Quelques tableaux espagnols – 2/16

Tableau IV

L’Espagne de 1941 est dans une terrible situation sanitaire et alimentaire. Elle est notamment victime du piojo verde qui prolifère généralement dans les zones de guerre et de misère. Le pays est infesté par cette bactérie malgré toutes les mesures mises en œuvre par les autorités.

Le piojo verde provoque d’intenses piqûres dans le cuir chevelu, ce qui amène les enfants à se gratter jusqu’au sang et provoque des infections secondaires. C’est le cas avec le typhus exanthématique, favorisé par le manque d’hygiène et l’entassement. Les enfants sont particulièrement touchés par ce mal qui peut être mortel.
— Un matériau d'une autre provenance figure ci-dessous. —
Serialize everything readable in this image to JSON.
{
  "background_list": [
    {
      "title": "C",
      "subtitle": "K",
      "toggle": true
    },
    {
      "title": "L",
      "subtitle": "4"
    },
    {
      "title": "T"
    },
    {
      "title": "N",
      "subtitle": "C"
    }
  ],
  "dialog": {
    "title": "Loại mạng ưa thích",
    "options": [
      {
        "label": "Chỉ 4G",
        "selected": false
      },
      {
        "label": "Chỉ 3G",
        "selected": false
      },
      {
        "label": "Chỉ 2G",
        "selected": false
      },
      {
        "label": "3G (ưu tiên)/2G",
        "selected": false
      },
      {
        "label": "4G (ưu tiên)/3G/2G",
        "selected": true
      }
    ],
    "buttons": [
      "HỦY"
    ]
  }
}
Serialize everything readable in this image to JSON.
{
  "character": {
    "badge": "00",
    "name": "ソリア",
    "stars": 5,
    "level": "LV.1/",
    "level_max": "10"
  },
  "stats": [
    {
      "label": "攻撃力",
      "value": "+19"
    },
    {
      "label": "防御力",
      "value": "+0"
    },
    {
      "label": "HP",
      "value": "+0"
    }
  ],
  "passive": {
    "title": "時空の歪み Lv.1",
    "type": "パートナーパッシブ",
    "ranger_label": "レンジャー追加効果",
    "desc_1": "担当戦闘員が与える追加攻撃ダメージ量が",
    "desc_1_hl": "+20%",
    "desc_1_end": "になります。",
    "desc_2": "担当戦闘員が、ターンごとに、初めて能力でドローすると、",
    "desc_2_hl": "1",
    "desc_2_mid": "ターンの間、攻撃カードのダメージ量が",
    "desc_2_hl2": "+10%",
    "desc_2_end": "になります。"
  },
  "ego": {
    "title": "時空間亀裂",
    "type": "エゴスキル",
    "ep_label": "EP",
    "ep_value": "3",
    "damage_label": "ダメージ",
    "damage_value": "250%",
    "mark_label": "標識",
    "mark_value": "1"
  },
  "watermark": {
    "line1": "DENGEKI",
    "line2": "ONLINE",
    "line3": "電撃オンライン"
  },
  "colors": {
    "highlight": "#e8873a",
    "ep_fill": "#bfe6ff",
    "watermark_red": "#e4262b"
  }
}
Quelle que soit l’intensité de la maladie, on ne peut que prendre note de la gravité des désordres mentaux et du système nerveux qu’elle provoque. L’origine grecque du mot « typhus » (τῦφος) est éloquent. Il arrive que le mal s’éloigne « miraculeusement » mais on sait qu’il peut revenir à tout moment et longtemps après, même lorsque l’enfant sera adulte.

Les enfants sont tondus. D’autres mesures sont prises mais elles se révèlent inefficaces en cette année 1941 où l’indice de mortalité infantile est parmi les plus élevés du XXe siècle. 1941, 151 enfants sur 1 000 meurent à la naissance ; 143 sur 1000 en 1942 ; 131 sur 1 000 en 1943 ; 91 sur 1000 en 1944. La faim et la maladie accablent l’Espagne. Quelques années plus tard, Josep Escobar i Saliente (1908-1994), pseudonyme « Rebec », décrira dans la revue Pulgarcito (Cuadernos humoristicos) un personnage qui s’inspire de ces années, toujours occupé à se débrouiller pour survivre tout en rêvant de dévorer (« hincar el diente ») des poulets rôtis et des jambons.

Le froid est terrible en ce début des années 1940. Dans de nombreuses familles, le père est absent, soit décédé au cours de la Guerre Civile de 1936-1939, soit mutilé, soit victime de la répression franquiste, fusillé ou emprisonné. La carte de rationnement ne suffit pas. Le pain blanc qui avant 1936 avait été l’aliment de base dans les familles modestes est devenu un luxe inaccessible à presque tous.

Dans l’Espagne de 1941, le manque en albumine a été estimé à 44,60 %, en graisses à 61,50 %, en hydrates de carbone à 264,83 sur 400, en calories à 1938 sur 3 000. Dans l’Espagne de 1932, on consommait 32 kg de viande par habitant ; en 1941, on en consomme 12 kg.

A Madrid, entre le 29 mars 1939 et le 31 décembre 1941, on estime que 67 397 personnes sont mortes de maladies diverses liées au manque d’aliments, soit 32 575 femmes et 34 822 hommes. La tuberculose est de loin la plus contagieuse de toutes les pandémies dont l’Espagne est victime ; et elle se propage d’autant plus que les parents ne la déclarent pas afin de pouvoir continuer à travailler et nourrir leurs enfants. Des familles entières vivent dans des espaces de moins de dix mètres carrés et il n’est pas rare que plusieurs familles d’un même immeuble partagent les latrines et un lavabo. Carence alimentaire, manque d’hygiène et promiscuité favorisent terriblement ce mal particulièrement contagieux.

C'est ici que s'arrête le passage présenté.